AUTHORS' CONCLUSIONS: This update suggests that we are uncertain of the effects of assisted hatching (AH) on live birth rates. AH may lead to increased risk of multiple pregnancy. The risks of complications associated with multiple pregnancy may be increased without evidence to demonstrate an increase in live birth rate, warranting careful consideration of the routine use of AH for couples undergoing in vitro fertilisation (IVF) or intracytoplasmic sperm injection (ICSI). AH may offer a slightly increased chance of achieving a clinical pregnancy, but data quality was of low grade.
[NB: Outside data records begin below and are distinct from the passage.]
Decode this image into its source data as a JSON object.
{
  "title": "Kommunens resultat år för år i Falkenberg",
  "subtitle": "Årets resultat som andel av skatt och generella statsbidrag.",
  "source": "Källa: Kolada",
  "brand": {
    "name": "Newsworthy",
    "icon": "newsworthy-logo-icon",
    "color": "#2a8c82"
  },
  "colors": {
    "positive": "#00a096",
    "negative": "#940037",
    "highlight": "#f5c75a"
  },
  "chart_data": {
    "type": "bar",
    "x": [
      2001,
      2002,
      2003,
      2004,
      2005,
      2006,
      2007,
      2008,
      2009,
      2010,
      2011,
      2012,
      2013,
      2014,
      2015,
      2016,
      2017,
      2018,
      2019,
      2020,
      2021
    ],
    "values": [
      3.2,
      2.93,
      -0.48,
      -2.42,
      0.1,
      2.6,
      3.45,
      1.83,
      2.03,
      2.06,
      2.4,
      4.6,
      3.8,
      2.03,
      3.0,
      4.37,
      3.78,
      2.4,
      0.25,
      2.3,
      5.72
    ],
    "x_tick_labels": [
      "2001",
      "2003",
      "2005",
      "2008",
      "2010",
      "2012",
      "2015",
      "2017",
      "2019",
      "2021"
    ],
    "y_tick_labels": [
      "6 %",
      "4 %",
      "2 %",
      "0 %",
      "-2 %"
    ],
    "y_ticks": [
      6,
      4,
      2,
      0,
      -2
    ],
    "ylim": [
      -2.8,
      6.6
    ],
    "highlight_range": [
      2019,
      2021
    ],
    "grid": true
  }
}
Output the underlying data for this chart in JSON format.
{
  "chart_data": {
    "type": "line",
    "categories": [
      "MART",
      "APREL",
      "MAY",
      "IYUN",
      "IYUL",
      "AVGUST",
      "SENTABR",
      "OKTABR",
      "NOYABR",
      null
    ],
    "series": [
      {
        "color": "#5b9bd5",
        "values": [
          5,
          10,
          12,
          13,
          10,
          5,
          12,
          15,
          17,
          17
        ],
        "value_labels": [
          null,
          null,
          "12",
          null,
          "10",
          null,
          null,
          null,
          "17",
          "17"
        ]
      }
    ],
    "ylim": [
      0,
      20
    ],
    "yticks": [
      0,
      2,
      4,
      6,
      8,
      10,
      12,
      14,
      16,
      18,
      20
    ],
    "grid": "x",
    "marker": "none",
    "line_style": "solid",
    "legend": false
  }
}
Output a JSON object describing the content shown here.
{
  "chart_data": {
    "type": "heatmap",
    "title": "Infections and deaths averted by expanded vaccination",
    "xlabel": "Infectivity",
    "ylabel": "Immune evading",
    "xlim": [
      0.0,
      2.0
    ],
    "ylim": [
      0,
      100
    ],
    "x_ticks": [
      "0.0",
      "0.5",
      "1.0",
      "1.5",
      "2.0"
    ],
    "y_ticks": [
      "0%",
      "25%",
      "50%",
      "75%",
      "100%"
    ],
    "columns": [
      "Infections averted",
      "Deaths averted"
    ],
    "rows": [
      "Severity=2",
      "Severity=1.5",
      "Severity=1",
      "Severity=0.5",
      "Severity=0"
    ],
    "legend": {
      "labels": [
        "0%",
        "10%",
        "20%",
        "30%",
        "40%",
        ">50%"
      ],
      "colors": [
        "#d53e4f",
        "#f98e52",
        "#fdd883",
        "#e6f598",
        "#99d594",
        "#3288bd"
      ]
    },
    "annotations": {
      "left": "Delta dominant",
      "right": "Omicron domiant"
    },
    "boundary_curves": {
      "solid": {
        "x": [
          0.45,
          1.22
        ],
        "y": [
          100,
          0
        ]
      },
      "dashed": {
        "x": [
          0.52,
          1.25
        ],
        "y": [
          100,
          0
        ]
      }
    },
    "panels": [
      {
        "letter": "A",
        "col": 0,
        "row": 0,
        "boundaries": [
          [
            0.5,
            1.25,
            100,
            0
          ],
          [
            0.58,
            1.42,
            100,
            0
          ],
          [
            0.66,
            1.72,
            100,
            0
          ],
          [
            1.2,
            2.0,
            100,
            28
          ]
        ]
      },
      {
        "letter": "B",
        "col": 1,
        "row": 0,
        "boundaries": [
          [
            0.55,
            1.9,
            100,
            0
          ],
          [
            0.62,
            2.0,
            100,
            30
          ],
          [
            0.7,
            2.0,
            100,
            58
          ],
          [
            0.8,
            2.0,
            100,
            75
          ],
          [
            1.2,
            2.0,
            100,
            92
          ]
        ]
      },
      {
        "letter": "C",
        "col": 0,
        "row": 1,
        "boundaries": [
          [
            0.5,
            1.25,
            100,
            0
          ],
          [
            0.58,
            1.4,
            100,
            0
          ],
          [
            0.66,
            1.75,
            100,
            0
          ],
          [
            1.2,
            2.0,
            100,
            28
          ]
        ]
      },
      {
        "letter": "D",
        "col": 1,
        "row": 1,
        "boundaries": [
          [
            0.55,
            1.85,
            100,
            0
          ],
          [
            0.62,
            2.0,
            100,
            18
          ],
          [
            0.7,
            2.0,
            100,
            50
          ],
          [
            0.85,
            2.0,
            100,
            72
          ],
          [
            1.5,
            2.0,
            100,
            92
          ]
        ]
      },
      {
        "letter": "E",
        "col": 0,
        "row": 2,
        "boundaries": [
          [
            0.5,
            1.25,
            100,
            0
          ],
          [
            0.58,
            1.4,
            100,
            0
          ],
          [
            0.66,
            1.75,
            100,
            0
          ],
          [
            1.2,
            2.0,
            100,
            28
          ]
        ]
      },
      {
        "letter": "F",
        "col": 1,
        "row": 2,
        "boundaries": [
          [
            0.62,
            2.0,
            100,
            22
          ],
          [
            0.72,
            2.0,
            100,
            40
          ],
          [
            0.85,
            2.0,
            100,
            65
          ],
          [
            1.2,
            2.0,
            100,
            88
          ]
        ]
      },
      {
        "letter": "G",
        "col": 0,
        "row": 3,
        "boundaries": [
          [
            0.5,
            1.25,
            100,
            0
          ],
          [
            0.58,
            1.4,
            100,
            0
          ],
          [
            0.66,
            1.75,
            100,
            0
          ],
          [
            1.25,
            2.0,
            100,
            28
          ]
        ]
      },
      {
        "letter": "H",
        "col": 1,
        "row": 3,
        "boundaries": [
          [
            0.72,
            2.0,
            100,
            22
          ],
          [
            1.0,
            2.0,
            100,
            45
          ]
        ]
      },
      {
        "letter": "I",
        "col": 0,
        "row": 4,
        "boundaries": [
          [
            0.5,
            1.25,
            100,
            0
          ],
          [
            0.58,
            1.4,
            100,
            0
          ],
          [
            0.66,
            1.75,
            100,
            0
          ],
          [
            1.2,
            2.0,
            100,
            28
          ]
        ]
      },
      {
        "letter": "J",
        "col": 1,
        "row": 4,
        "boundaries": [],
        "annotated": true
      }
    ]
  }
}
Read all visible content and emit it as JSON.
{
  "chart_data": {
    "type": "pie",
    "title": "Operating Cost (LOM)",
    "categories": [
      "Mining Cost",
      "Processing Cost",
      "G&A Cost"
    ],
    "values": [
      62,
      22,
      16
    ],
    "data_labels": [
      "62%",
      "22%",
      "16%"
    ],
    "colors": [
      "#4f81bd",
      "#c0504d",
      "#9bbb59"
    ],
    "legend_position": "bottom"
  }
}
We are uncertain about whether AH influences miscarriage rates.
胚胎着床和受孕失败可能是由于囊胚无法从其外层(即透明带)中逸出所致。人为破坏这层外壳称为辅助孵化,被提议作为一种通过促进胚胎着床来提高辅助受孕成功率的方法。
确定辅助孵化(AH)对辅助受孕胚胎的活产率和多胎妊娠率的影响。
我们检索了 Cochrane 妇科和生殖医学组专业注册库(截至 2020 年 5 月)、Cochrane 中央对照试验注册库(CENTRAL;截至 2020 年 5 月)、Cochrane 图书馆;MEDLINE(1966 年至 2020 年 5 月);以及 Embase(1980 年至 2020 年 5 月)。我们还检索了试验注册处正在进行和已注册的试验(http://www.clinicaltrials.gov - 美国国立卫生研究院的一项服务;http://www.who.int/trialsearch/Default.aspx - 世界卫生组织国际试验注册平台搜索门户)(2020 年 5 月)。
两名综述作者确定并独立筛选了试验。我们纳入了随机对照试验(RCT),这些试验比较了辅助孵化(机械、化学或激光破坏透明带之前进行胚胎移植)与不进行辅助孵化的活产率或临床妊娠率数据。
我们使用了 Cochrane 推荐的标准方法学程序。两名综述作者独立进行了质量评估和数据提取。
我们纳入了 39 项 RCT(7249 名女性)。所有研究均报告了临床妊娠数据,包括 2486 例临床妊娠。只有 14 项研究报告了活产数据,有 834 例活产事件。证据质量从极低到低不等。主要限制是研究方法报告不充分导致严重的偏倚风险、不一致性、不精确性和发表偏倚。目前有 5 项试验正在进行中。我们不确定辅助孵化是否能提高活产率,与不进行辅助孵化相比(比值比(OR)1.09,95%置信区间(CI)0.92 至 1.29;14 项 RCT,N = 2849;I² = 20%;低质量证据)。该分析表明,如果不使用辅助孵化的女性活产率约为 28%,那么使用辅助孵化的女性活产率将在 27%至 34%之间。对每个女性的多胎妊娠率的分析表明,与随机分配到辅助孵化的女性相比,随机分配到不进行辅助孵化的女性的多胎妊娠率可能略有增加(OR 1.38,95%CI 1.13 至 1.68;18 项 RCT,N = 4308;I² = 48%;低质量证据)。这表明,如果不使用辅助孵化的女性多胎妊娠率约为 9%,那么使用辅助孵化的女性多胎妊娠率将在 10%至 14%之间。当纳入的所有研究(39 项)汇总时,与不进行辅助孵化相比,进行辅助孵化的女性的临床妊娠率可能略有提高(OR 1.20,95%CI 1.09 至 1.33;39 项 RCT,N = 7249;I² = 55%;低质量证据)。然而,由于高度异质性,当使用随机效应模型时,临床妊娠率可能几乎没有差异(P = 0.04)。所有报告活产率的 14 项 RCT 也报告了临床妊娠率,对这些研究的分析表明,与不进行辅助孵化相比,辅助孵化对临床妊娠率的影响可能很小(OR 1.07,95%CI 0.92 至 1.25;14 项 RCT,N = 2848;I² = 45%)。我们不确定辅助孵化是否会影响流产率,因为证据质量较差(OR 1.13,95%CI 0.82 至 1.56;17 项 RCT,N = 2810;I² = 0%;极低质量证据)。
本更新表明,我们不确定辅助孵化(AH)对活产率的影响。AH 可能会增加多胎妊娠的风险。与多胎妊娠相关的并发症风险可能会增加,而没有证据表明活产率会增加,这需要仔细考虑在接受体外受精(IVF)或胞浆内精子注射(ICSI)的夫妇中常规使用 AH。AH 可能会稍微增加实现临床妊娠的机会,但数据质量为低等级。我们不确定 AH 是否会影响流产率。